根岸、その名は作中のどこかで出て来たような気がするが、彼らは忘れっぽいので特に何も気になっていない。
「あ、俺はこしのりって言います。よろしく。それから根岸さんこのお茶、これは一体なんです?」
「ああ、それはカモミールティーと言います。いい物を知り合いから頂いたのでお出し致しました」
「へぇ、これが! いやいや、初めて飲むな~」
「もしかしてお口に合いませんでしたか」
「いやいや、うまいよコレは」
こしのりは始めて飲むお茶の味にとても気分を良くしている。そしてスイーツ魔人の丑光も甘くて美味しいケーキに舌鼓を打っている。
「土上さん、お二人にお茶のおかわりを」
「了承いたしました奥様」
土上さんは二人のカップにお茶を注ぐ。その時少しだけ前かがみになった彼女の前髪が眉にかかる。その少しのアクションで揺らいだ髪からはワンダフルとしか評価しようのない良き香がする。そしてお茶を注ぐ間に少し前かがみになっただけでも彼女の胸部の豊満な二つ山が上から下へと移動するのが良く分かる。別に女好きでもない一般人から見ても土上さんは見とれるのに十分な美しさを持つ女性であった。これには男の子の二人はやはり目を奪われてしまう。
「土上さんここはもういいですから下がってくださって結構です」
「はい、奥様」
根岸さんにそう言われて土上さんは退室して行った。
「はぁ、緊張しますね。もちろん見ていて目の保養になりますけど、あんな綺麗な人だとこっちが緊張してしまいますよ。ああ、根岸さんが綺麗じゃないって訳ではないんですよ。根岸さんも美人ですけど、土上さんよりは僕のお母さんに歳が近いということでいくらかは安心しているんですよ。緊張しないギリギリの境界にいるのが根岸さんですね」
丑光は女性に対して色々気が回るところがあるので、根岸夫人にもちゃんとフォローをしておいた。土上さんがいかにマブい女かは先程説明したが、この根岸夫人もブスの領域を遥か遠く離れた世間一般で言うところの美人な奥さんである。

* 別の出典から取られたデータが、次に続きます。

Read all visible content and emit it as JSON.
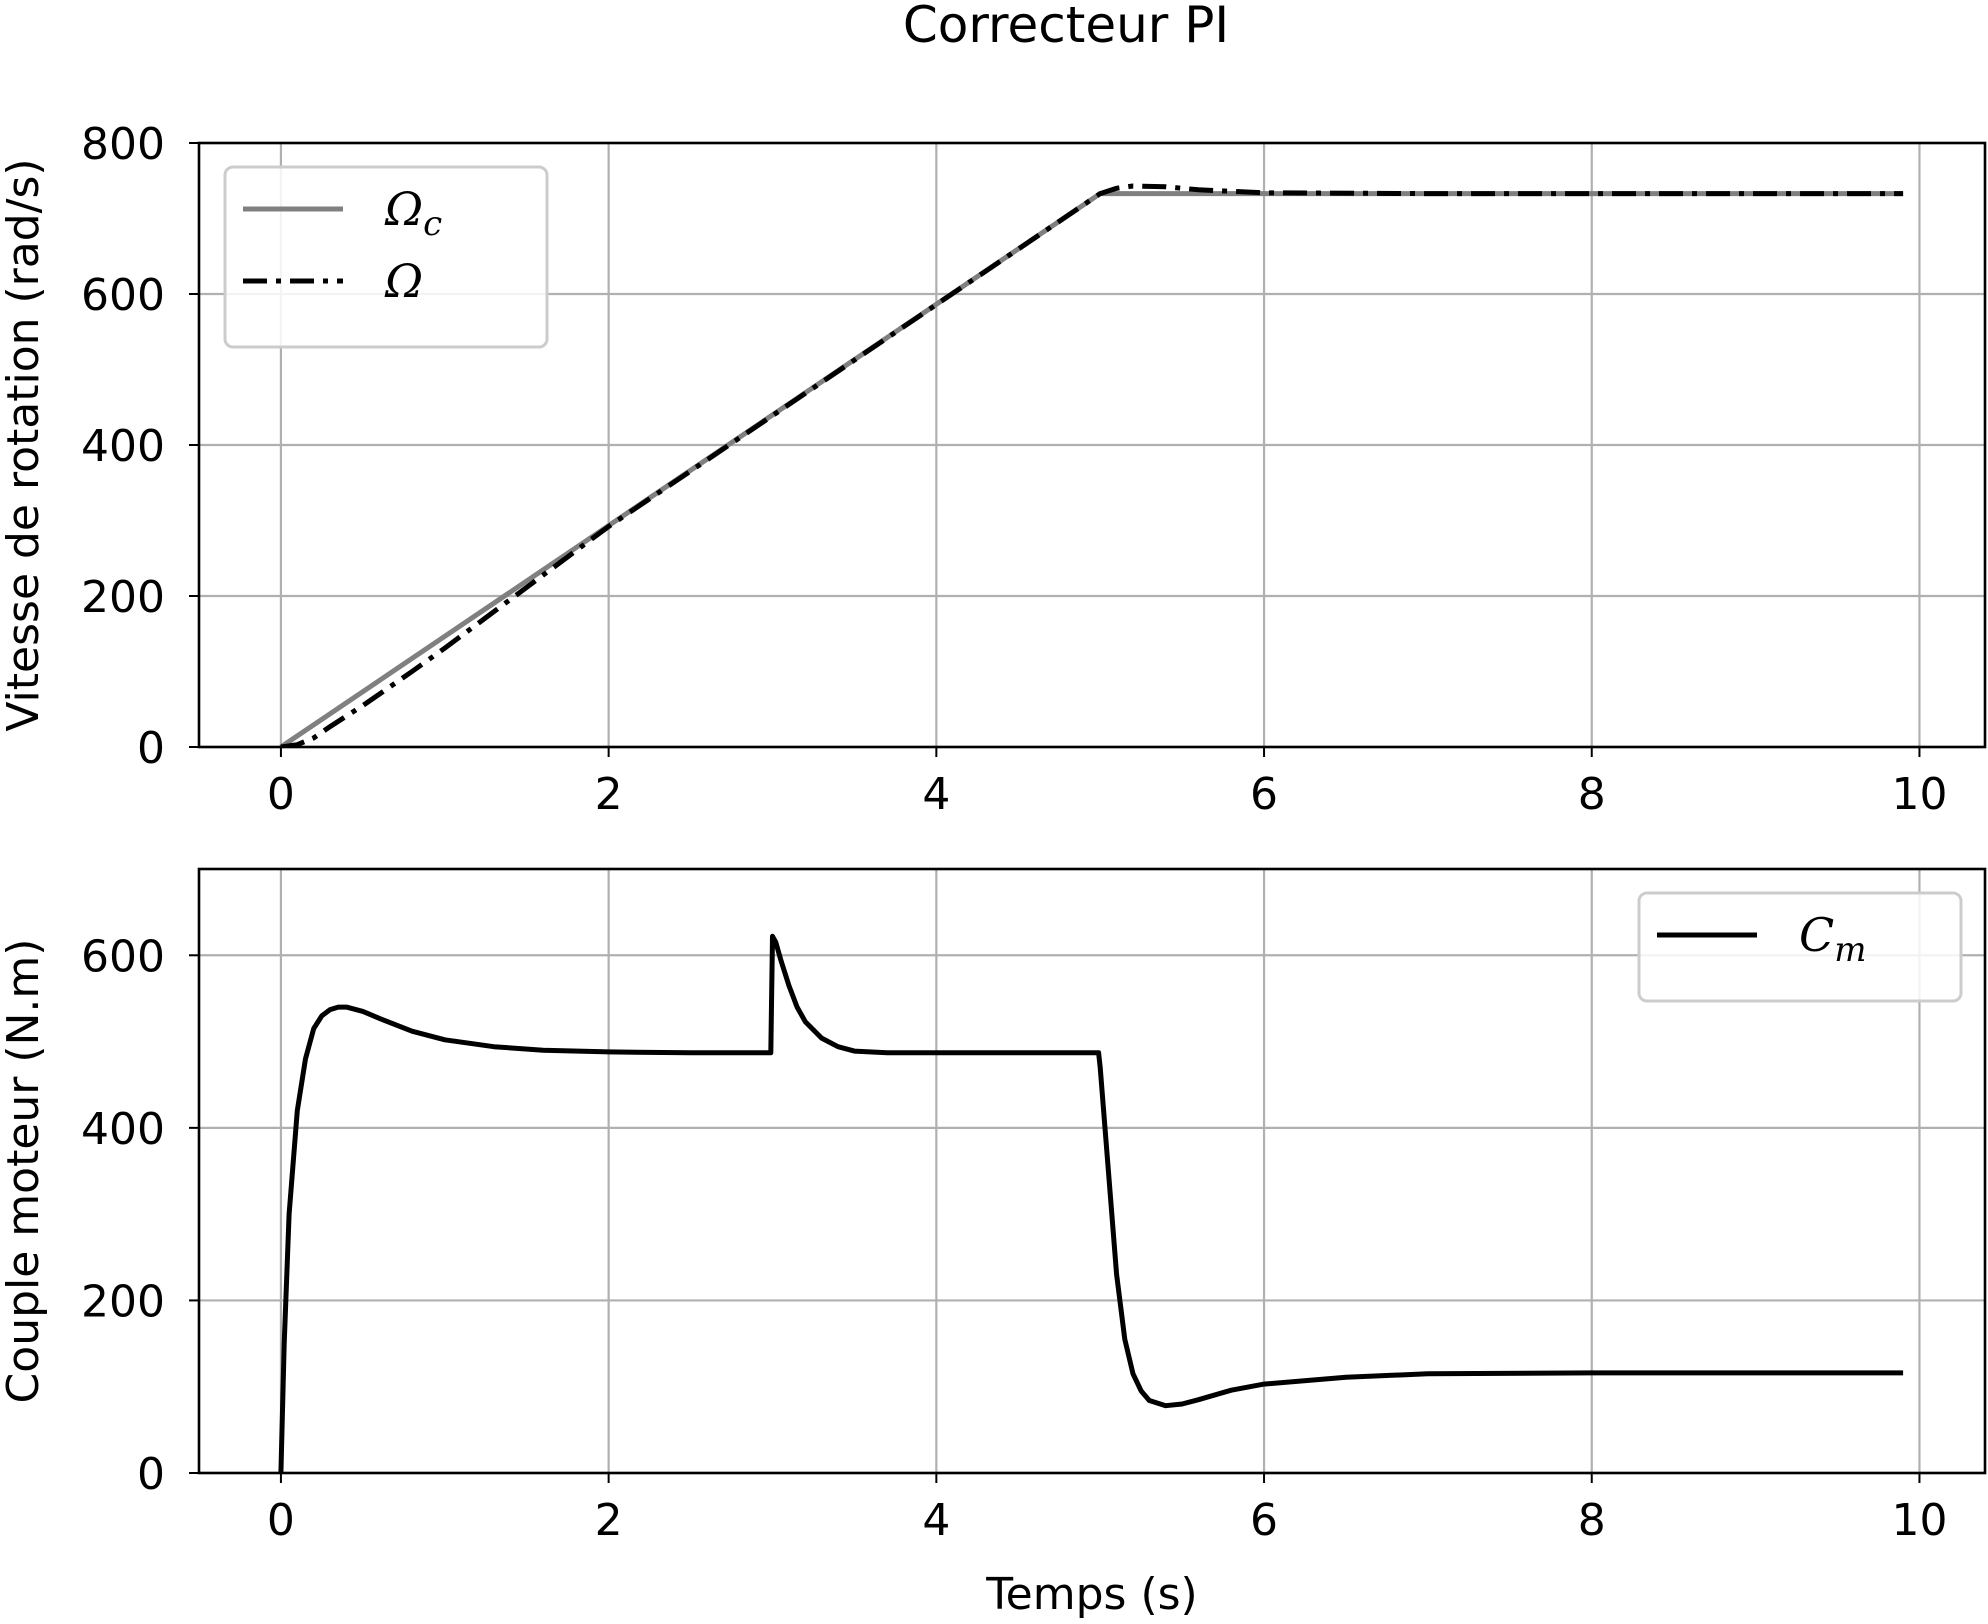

「まぁまぁ、いんですよそんなに丁寧に気を使って下さらなくても。あなた達から見れば十分おばさんよね」
根岸夫人はとても気の良い女性である。
「それで、お二人はどうしてスカートを穿いているのですか」
二人同時に「え?」
二人はミニスカを穿くのにすっかり慣れてしまっていたので、そういえば男がコレを穿くのはおかしいということを忘れていた。
その後、二人がなぜミニスカを穿いているのかを丑光がベラベラと説明しだした。
そして二人がケーキを食べ終え、お茶も飲み終わった時、根岸夫人がゆっくりと口を開いた。
「こしのりさん、丑光さん、私の財布を拾って下さりありがとうございました。かなり前に財布は交番へ届けられていたようですけど、私は一昨日まで外国にいたので財布の受け取りが遅れて、そのためにお礼も遅れてしまいました」
「いえいえ、いいんですよ。無事に奥さんに返ったのならそれで」
丑光は愛想良く言う。そしていつの間にか奥さんと呼んでいた。
「それで、なんですけど。今日ここへお招きしたのにはもう一つ理由があるのです。実はお二人にお願いしたいことが……」
「え、なになに」
ケーキを食ってちょっと眠くなっていたこしのりであったが、何やら妙な展開になったために眠気も飛んでそう答えた。
「実はですね、この二階に私の息子がいるのですが……ご存知ないでしょうけど、息子はあなた達の学校の同学年の生徒です」
「へぇ、根岸君かぁ、う~ん、失礼ですが知りませんね」
丑光が答える。
「それもそのはずです。何故なら……これはお恥ずかしい話なのですが、息子は入学してからはその、ほとんど学校に行かず、今ではすっかり家からも出ないので」
「引きこもりってやつか」
こしのりがずばり言い当てる。
「はい、そういうことになります」
「分かりましたよ奥さん。その息子さんを学校へ引っ張り出して欲しいと、そういうことですね」
「はい、そういうことになります」
こしのりと丑光はお互いに顔を見合わせる。
「いいよね、こしのり」
「まぁ、仕方無い。やるだけやろうじゃないか」
二人は合意の上で根岸夫人の依頼を受けることにした。
「引き受けました奥さん。しかし、奥さん。でしたら、こちらにも条件が」
丑光が不敵な笑みを浮かべて言い出す。これは策士の顔だ。
「はい、こちらで対応できることなら何でもどうそ」
「でしたら、まず僕達のケーキとお茶のお変わりを頂きたい。そして財布を届けた仲間にはもう一人、室という男がいるのです。だから彼にもお土産を一つ」
こいつマジで図太いなと思いながらも、この美味いケーキならあと八個はいけるという胃のコンディションが整っていたこしのりは、腕組をしてうんうんと頷きながら座っておかわりを待っていた。
丑光がまだ続ける。
「それから最後に……」
「はい、何でもどうぞ」
「最後にですね、その、土上さんと記念に写真を撮りたいなって思って……だめですか?」
「わかりました。全てに応じます。土上さんケーキとお茶のおかわりを、それから私のお気に入りの一眼レフもお願いします」
丑光は交渉上手な少年であった。そして根岸夫人は写真愛好家であった。